Kalau Anda bertanya kepada rekan yang mengaku fotografer, Anda tidak perlu ragu lagi tiga sumber penghasilan utamanya: foto perkawinan, wisuda, dan pesanan perusahaan. Industri fotografi hingga penciptaan alat paling canggih pun sebenarnya didedikasikan untuk aspek komersialnya, bukan untuk keisengan seorang seniman yang tidak pernah jelas masa depannya. Lantas, bila demikian, masih adakah jalan cinta buat fotografi?
Menelan Cinta sekaligus Benci
Seni, akhirnya, setelah sesi obrolan berjalan setengah matang dan langit sudah mulai hening, masuk ke dalam titik tawar tentang arah langkah sang fotografi. Baik jurnalisme foto dan foto komersial memang tegas dan jelas sebagai pilar dan fondasi fotografi—dari sisi fisiknya; namun dari sisi rohnya, keduanya sebenarnya palang dan rintang bagi eksistensi dan kelanjutan medium ini. Keduanya membuat fotografi jadi seperti zombi yang seolah-olah hidup tapi sesungguhnya sudah mati.
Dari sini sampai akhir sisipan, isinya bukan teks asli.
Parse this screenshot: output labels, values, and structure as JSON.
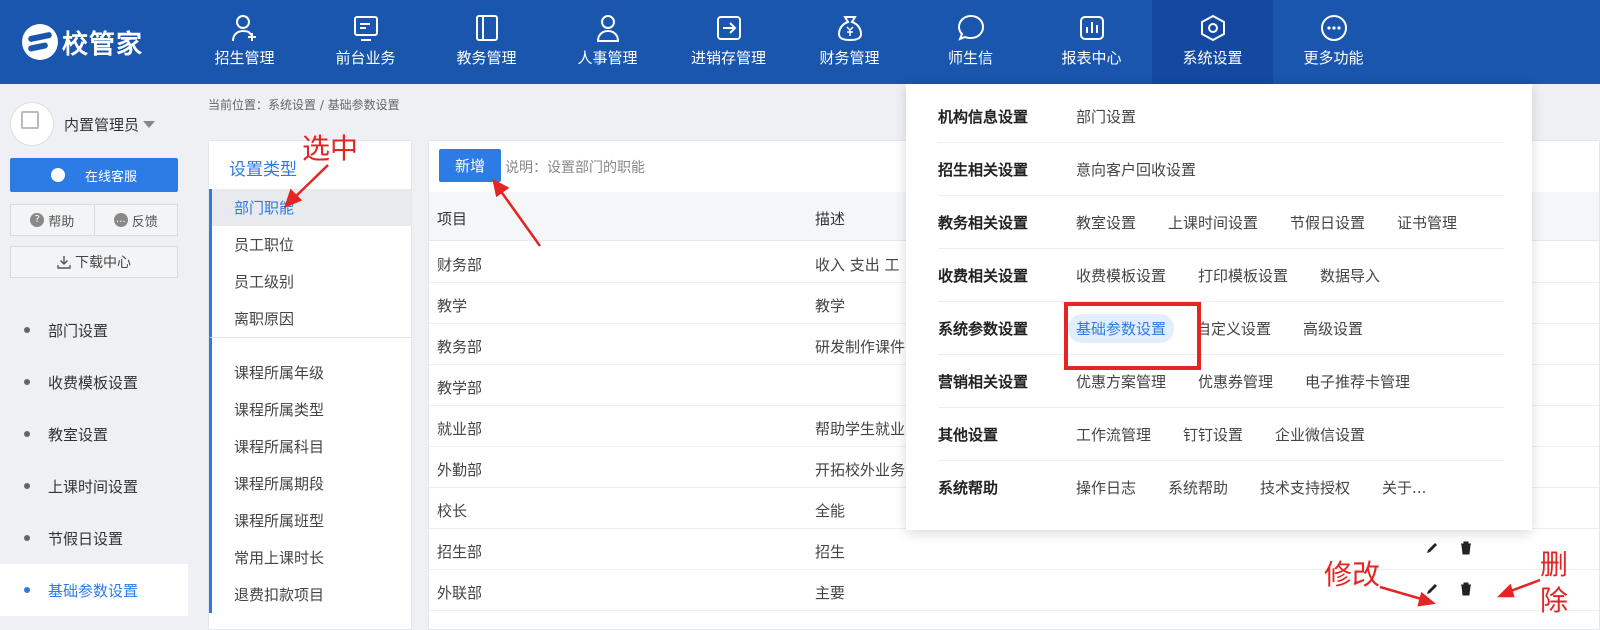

Singkatnya, sebenarnya semua elemen pelengkap lainnya, waktu pada akhirnya akan menarik semua privilese itu dari para fotografer. Persis seperti tukang ketik dan tukang cetak dan semua tukang lainnya akan beralih menjadi massal, mekanis, dan otomatis, tidak terkecuali tukang foto. Untungnya, kelakar dari seorang rekan, tukang seni tidak masuk hitungan dan bisa sedikit menarik napas lega dari daftar hitam.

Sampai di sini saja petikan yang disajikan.